Schleifer also said the company has the potential for five major regulatory submissions or approvals in the next five years, including expanded approvals for Eylea, as well as drugs for rheumatoid arthritis, asthma, atopic dermatitis and its closely watched drug to lower “bad” LDL cholesterol from a highly promising new class of medicines called PCSK9 inhibitors.
Regeneron shares jumped more than 9 percent following Schleifer’s comments during a presentation at the JP Morgan Healthcare Conference in San Francisco.
The $400 million in U.S. fourth-quarter sales is up from $363 million in the third quarter despite holidays in the period that cut down on doctor visits.

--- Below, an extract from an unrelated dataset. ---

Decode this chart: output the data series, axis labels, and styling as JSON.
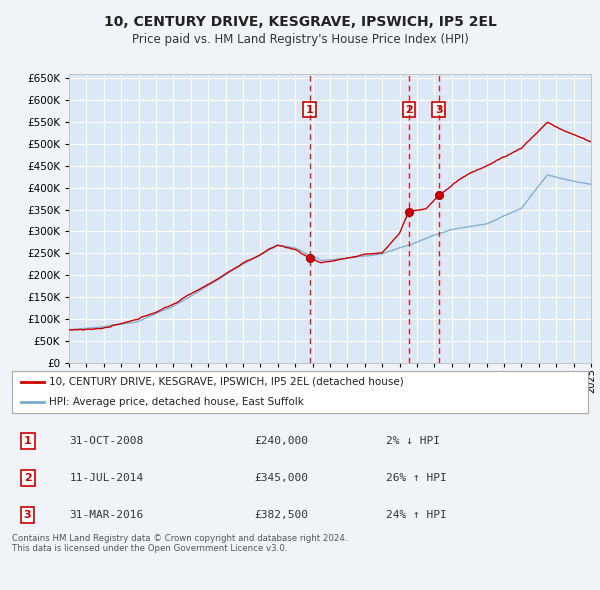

Regeneron reports U.S. sales of the drug used to treat wet age-related macular edema - the leading cause of blindness in the elderly - while Bayer AG sells Eylea in Europe.
Sales growth of Eylea has slowed from its rocket-like rise following a late 2011 approval in part because patients who have been taking the drug for several months typically move to less-frequent injections.
Regeneron expects applications seeking approval of the PCSK9 cholesterol fighter, alirocumab, to be filed in Europe in early 2015 and for the United States later that year, the CEO said.
Schleifer said he believes the drug could win initial approval before completion of a lengthy heart safety study as long as that study is well underway.
Regeneron is developing the drugs in its pipeline in partnership with French drugmaker Sanofi, which owns about 16 percent of the biotech and pays the lion’s share of research and development expenses for the joint projects.
Sanofi is expected to spend more than $1 billion on the Regeneron pipeline in 2014, Schleifer said.
“We have lots going on,” he added.
Regeneron shares were up $24.76, or 9.2 percent, at $293.44 in afternoon trading on Nasdaq. Sanofi rose 1.3 percent in Paris.